By snipping the bond between the S1 and S2 subunits, the furin cut loosens up virion spike proteins so that during cell entry they respond to a second cut by TMPRSS2, which exposes the hydrophobic area that rapidly buries itself in a host-cell membrane, says Gallagher. If spikes are not pre-clipped by furin —and they aren’t always — they bypass TMPRSS2, and enter through the slower endosomal pathway, if at all.
Two coronavirus variants, Alpha and Delta, have altered furin cleavage sites. In the Alpha variant, the initial proline amino acid is changed to a histidine (P681H) ; in the Delta variant, it is changed to an arginine (P681R). Both changes make the sequence less acidic, and the more basic the string of amino acids, the more effectively furin recognizes and cuts it, says Barclay. “We would hypothesize that this is the virus getting even better at transmitting.”
More furin cuts mean more spike proteins primed to enter human cells. In SARS-CoV, less than 10% of spike proteins are primed, says Menachery, whose lab group has been quantifying the primed spike proteins but is yet to publish this work. In SARS-CoV-2, that percentage rises to 50%. In the Alpha variant, it’s more than 50%. In the highly transmissible Delta variant, the group has found, greater than 75% of spikes are primed to infect a human cell.
Known unknowns
The scientific community is still scratching the surface of its understanding of SARS-CoV-2. Key unknowns include the number of ACE2 receptors needed to bind to each spike protein; when exactly the S2 site is cleaved by TMPRSS2; and the number of spikes needed for virus–cell membrane fusion, says McLellan — and that’s just for entry.
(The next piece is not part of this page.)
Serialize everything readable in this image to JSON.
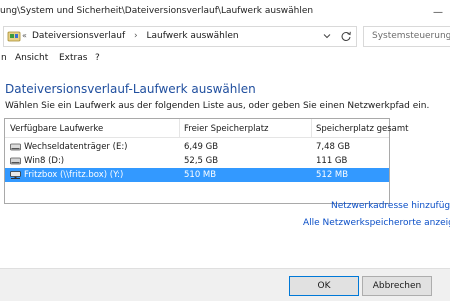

In April 2020, a team at the University of California, San Francisco, identified at least 332 interactions between SARS-CoV-2 and human proteins25.
It is not easy to keep pace with the quickly mutating virus. Most mutations so far are associated with how effectively the virus spreads, not with how much the virus damages the host, experts agree. This month, a study reported that the Delta variant grew more rapidly and at higher levels inside people’s lungs and throats than did earlier versions of the virus26.
But it is not yet certain how Delta’s mutations have supercharged the variant in this way, says Stern-Ginossar. “This is something many labs are trying to figure out.”